Dr Ifty Ahmed, a researcher at Nottingham University, said his team wanted to provide a preventative treatment, strengthening the bones of those at risk before they suffered a fracture.
Speaking at the Regener8 conference on regenerative medicine, in Leeds last week, he said: “Our aim would be to use screening to spot people who are at risk, then strengthen their bones before they get fractures.
“It means that rather than waiting until people have a fall and break something, we would try to stop that ever happening, along with the consequences, loss of independence, surgery and secondary illnesses.”
Previous attempts have been made to find ways of strengthening thinning bones but the difficulties of protecting the fragile stem cells has meant no such treatments have yet been developed.
Dr Ahmed’s team hope to overcome this problem by puncturing the tiny hollow spheres of calcium phosphate allowing the stem cells to migrate inside them where they are protected.

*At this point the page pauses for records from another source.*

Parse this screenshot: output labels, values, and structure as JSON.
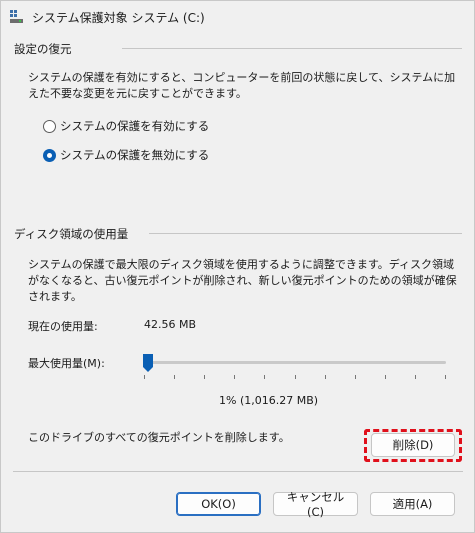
{
  "window": {
    "title": "システム保護対象 システム (C:)",
    "icon": "system-protection-icon"
  },
  "restore_settings": {
    "group_label": "設定の復元",
    "description": "システムの保護を有効にすると、コンピューターを前回の状態に戻して、システムに加えた不要な変更を元に戻すことができます。",
    "options": [
      {
        "label": "システムの保護を有効にする",
        "checked": false
      },
      {
        "label": "システムの保護を無効にする",
        "checked": true
      }
    ]
  },
  "disk_usage": {
    "group_label": "ディスク領域の使用量",
    "description": "システムの保護で最大限のディスク領域を使用するように調整できます。ディスク領域がなくなると、古い復元ポイントが削除され、新しい復元ポイントのための領域が確保されます。",
    "current_usage_label": "現在の使用量:",
    "current_usage_value": "42.56 MB",
    "max_usage_label": "最大使用量(M):",
    "max_usage_fraction": 0.01,
    "max_usage_readout": "1% (1,016.27 MB)",
    "delete_description": "このドライブのすべての復元ポイントを削除します。",
    "delete_button": "削除(D)",
    "highlight_color": "#e0101b"
  },
  "footer": {
    "ok_button": "OK(O)",
    "cancel_button": "キャンセル(C)",
    "apply_button": "適用(A)"
  },
  "colors": {
    "accent": "#0a5fb4"
  }
}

The experimental treatment has not yet been trialled on humans.
It would involve extracting stem cells from a patient’s bone marrow and mixing them with the microspheres before injecting the paste into the vulnerable bones.
Dr Ahmed said: "If it works, this kind of treatment could be done in a day.”
Until now the team have been funded by the Engineering and Physical Sciences Research Council but they are now looking for a commercial partner.